According to the group there's been a serious population decline on the Burin Peninsula: about 35 per cent since 1990 — including a 71 per cent decrease in the number of children — with another nine per cent predicted by 2030.

The group also found that hospital occupancy in Burin was only at 53 per cent between 2019 and 2020.

To strengthen the health of residents living on the Burin Peninsula, says the Health Accord statement, the region needs a community team to which every person and every community living there is attached.

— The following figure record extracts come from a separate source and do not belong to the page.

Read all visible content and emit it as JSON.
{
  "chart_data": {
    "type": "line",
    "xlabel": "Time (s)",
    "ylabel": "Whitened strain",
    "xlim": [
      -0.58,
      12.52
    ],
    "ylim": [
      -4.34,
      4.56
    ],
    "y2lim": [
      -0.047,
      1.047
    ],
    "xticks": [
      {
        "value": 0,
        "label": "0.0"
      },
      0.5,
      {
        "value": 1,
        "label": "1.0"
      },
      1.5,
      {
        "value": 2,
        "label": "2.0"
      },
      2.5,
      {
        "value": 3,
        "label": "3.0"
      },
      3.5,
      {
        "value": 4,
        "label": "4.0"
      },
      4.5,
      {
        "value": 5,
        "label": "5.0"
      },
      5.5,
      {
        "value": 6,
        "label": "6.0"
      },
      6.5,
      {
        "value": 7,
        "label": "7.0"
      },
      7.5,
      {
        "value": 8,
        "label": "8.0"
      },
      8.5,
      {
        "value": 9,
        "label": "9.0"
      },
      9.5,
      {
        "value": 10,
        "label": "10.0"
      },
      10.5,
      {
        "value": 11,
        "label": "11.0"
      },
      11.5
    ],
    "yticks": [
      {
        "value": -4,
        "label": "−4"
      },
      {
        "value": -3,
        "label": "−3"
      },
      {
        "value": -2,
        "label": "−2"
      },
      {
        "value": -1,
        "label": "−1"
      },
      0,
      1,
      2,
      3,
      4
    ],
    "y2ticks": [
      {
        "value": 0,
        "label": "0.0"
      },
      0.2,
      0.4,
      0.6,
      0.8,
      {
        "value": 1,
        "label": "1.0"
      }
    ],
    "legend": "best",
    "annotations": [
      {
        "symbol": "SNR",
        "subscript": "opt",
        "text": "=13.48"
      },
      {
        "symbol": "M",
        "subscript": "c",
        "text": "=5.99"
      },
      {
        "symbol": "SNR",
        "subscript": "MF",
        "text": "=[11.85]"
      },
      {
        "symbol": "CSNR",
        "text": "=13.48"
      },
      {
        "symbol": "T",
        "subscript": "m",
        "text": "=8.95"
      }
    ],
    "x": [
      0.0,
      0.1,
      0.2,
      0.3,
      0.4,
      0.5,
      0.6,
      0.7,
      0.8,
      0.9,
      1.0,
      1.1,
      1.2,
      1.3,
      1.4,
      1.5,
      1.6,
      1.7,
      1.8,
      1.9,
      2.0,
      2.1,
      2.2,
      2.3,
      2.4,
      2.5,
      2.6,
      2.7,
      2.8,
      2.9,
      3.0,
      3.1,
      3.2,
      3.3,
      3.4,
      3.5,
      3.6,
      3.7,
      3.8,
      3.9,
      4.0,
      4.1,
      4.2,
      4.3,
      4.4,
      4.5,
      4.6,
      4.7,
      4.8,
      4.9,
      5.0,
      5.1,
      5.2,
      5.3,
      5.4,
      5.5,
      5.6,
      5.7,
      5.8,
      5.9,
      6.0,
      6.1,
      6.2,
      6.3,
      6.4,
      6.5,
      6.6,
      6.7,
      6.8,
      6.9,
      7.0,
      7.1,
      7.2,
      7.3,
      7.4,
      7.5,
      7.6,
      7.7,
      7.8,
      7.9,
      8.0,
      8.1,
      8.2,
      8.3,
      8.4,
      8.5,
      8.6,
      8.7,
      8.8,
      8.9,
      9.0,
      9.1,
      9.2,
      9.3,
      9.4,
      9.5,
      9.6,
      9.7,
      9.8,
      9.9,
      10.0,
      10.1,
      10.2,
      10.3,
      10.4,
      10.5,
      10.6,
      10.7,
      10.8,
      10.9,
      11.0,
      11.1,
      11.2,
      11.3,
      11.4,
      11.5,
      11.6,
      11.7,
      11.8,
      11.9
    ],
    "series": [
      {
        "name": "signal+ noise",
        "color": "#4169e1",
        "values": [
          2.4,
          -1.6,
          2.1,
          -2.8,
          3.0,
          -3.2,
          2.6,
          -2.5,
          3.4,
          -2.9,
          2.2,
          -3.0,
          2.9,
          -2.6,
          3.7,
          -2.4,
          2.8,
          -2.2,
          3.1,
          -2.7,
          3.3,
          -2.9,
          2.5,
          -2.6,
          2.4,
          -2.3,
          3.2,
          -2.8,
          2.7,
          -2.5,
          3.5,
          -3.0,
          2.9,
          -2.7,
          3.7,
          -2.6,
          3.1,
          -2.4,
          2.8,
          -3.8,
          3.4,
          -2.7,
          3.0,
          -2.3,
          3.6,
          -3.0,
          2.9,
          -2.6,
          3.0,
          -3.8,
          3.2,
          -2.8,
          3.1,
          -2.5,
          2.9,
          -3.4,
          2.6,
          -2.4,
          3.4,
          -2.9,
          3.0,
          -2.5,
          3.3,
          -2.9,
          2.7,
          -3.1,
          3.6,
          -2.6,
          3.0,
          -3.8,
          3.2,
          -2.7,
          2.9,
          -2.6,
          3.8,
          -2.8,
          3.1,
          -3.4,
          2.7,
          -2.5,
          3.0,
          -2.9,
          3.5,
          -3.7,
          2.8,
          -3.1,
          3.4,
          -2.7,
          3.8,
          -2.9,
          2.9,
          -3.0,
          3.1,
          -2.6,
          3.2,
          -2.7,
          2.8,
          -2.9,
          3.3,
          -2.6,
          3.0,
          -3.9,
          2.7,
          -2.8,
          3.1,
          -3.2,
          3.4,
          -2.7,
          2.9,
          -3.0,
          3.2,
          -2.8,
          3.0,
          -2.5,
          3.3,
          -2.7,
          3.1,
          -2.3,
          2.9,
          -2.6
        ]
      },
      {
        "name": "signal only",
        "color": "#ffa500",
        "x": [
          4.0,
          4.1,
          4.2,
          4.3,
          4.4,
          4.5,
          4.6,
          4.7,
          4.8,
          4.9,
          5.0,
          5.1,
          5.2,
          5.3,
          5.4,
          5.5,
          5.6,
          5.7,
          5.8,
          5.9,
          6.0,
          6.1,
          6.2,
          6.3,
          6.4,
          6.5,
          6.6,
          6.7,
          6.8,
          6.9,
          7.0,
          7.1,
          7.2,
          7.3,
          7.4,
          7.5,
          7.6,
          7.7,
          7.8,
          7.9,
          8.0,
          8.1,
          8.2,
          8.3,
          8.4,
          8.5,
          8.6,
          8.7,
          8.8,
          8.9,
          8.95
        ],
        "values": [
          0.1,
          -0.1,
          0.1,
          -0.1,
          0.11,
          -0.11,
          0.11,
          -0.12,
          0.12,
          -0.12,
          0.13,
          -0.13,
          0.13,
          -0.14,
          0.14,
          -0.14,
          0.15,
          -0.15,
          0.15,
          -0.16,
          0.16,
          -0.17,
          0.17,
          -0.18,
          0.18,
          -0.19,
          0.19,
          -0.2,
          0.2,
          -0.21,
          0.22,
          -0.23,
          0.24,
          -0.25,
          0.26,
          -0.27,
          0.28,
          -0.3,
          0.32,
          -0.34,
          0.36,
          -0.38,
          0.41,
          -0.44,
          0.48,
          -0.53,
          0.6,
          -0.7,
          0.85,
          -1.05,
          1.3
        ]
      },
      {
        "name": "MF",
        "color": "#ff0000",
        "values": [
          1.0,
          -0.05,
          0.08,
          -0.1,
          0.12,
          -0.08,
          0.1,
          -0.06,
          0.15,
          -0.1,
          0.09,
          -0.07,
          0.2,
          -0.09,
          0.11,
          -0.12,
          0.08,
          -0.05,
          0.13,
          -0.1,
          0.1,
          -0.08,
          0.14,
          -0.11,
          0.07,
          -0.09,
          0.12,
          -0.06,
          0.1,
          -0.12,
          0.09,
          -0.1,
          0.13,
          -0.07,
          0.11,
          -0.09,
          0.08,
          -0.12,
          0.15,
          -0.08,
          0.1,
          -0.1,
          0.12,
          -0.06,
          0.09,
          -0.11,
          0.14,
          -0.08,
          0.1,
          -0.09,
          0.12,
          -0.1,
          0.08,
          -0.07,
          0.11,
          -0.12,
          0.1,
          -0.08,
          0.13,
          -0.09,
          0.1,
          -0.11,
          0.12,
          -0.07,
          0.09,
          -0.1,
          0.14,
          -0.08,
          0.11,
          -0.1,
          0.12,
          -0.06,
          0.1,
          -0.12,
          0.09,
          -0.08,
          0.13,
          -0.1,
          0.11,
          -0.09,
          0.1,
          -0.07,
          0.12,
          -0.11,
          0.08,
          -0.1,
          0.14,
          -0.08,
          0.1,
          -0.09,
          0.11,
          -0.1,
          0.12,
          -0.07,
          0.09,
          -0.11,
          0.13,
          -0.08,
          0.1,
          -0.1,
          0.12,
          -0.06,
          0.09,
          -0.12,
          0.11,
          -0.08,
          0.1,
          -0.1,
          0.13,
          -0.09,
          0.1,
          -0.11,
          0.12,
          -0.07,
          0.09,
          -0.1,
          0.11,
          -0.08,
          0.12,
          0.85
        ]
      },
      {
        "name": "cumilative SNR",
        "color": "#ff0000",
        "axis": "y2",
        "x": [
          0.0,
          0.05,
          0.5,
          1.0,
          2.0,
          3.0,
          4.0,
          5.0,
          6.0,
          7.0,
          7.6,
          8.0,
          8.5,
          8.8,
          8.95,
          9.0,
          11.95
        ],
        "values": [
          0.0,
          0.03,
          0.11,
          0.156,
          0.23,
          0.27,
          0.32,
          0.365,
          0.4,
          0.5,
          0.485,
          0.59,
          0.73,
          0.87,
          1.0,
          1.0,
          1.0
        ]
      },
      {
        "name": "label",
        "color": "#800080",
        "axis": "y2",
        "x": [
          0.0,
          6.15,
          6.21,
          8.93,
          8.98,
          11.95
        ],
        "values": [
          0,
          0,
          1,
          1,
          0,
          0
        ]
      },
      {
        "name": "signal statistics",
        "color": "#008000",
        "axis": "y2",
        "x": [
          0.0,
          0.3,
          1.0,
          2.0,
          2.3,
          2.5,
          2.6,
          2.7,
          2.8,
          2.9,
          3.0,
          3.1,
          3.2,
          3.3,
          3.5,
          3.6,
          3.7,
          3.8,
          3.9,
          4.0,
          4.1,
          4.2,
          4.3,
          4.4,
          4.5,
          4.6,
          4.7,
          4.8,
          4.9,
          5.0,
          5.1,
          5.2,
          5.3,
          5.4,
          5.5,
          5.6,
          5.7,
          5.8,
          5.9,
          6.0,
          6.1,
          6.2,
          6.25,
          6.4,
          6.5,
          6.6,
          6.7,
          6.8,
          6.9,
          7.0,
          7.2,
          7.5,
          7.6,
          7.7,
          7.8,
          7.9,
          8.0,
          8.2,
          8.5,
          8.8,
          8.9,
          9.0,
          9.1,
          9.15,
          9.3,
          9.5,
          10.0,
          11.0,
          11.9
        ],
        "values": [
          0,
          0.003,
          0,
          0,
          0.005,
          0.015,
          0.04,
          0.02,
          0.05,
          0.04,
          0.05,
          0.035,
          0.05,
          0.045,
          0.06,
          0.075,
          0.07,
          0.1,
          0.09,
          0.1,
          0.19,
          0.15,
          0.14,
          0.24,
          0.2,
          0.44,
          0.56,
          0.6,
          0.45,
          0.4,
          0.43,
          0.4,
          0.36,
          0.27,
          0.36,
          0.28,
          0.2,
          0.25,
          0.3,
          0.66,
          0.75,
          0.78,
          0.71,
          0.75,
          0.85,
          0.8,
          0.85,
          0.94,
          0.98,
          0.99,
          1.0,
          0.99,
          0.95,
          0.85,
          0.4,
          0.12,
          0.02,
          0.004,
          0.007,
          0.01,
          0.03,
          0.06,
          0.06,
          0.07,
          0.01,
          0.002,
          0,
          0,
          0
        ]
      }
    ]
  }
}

"This team brings together family physicians, nurse practitioners and nurses, social workers, mental health professionals, OTs [occupational therapists], physios, pharmacists, and elder-care workers," reads the statement. 

Keating says hundreds of people have been diverted to hospitals in St. John's, such as the Health Sciences Centre. (Paul Daly/CBC)

Health Accord's statement also says the peninsula needs a more integrated ambulance system with advanced care paramedics.

For virtual-care plans, the group said the Burin Peninsula does need broadband coverage for the entire region to help connect members of the community team and ensure smarter use of virtual care.

"Consequently, we believe that the Burin and Clarenville hospitals need to work closely together to address this concern," Health Accord N.L. said.

Keating points to commercial activity in the area — such as a mining project in St. Lawrence, fish plants and a salmon hatchery in the Marystown area — that he hopes will bolster population growth.

"The government is talking out of both sides of their mouth. We're trying to grow and they are trying to say, 'Well, we don't think you're going to succeed,'" said Keating. 

Keating also said he thinks the hospital data doesn't accurately reflect the need on the Burin Peninsula, because people needing health services are often sent to St. John's when they could have doctors nearer to home.

Eastern Health told CBC News it's "committed to delivering the most appropriate care to meet residents' needs," and there are many reasons why patients who live in rural areas may receive services at a location other than their nearest health-care facility.

The health authority said the Health Sciences Centre and St. Clare's Mercy Hospital in St. John's provide tertiary care for residents from across the Eastern Health region and throughout the province.

"This model of health care may require patients to transfer or travel to St. John's because the service, treatment or intervention that is required for the patient is only offered at the tertiary centre," Eastern Health said. 

"Patients are also sometimes seen in St. John's based on need and/or for personal reasons, for example, to be close to certain supports while undergoing treatment."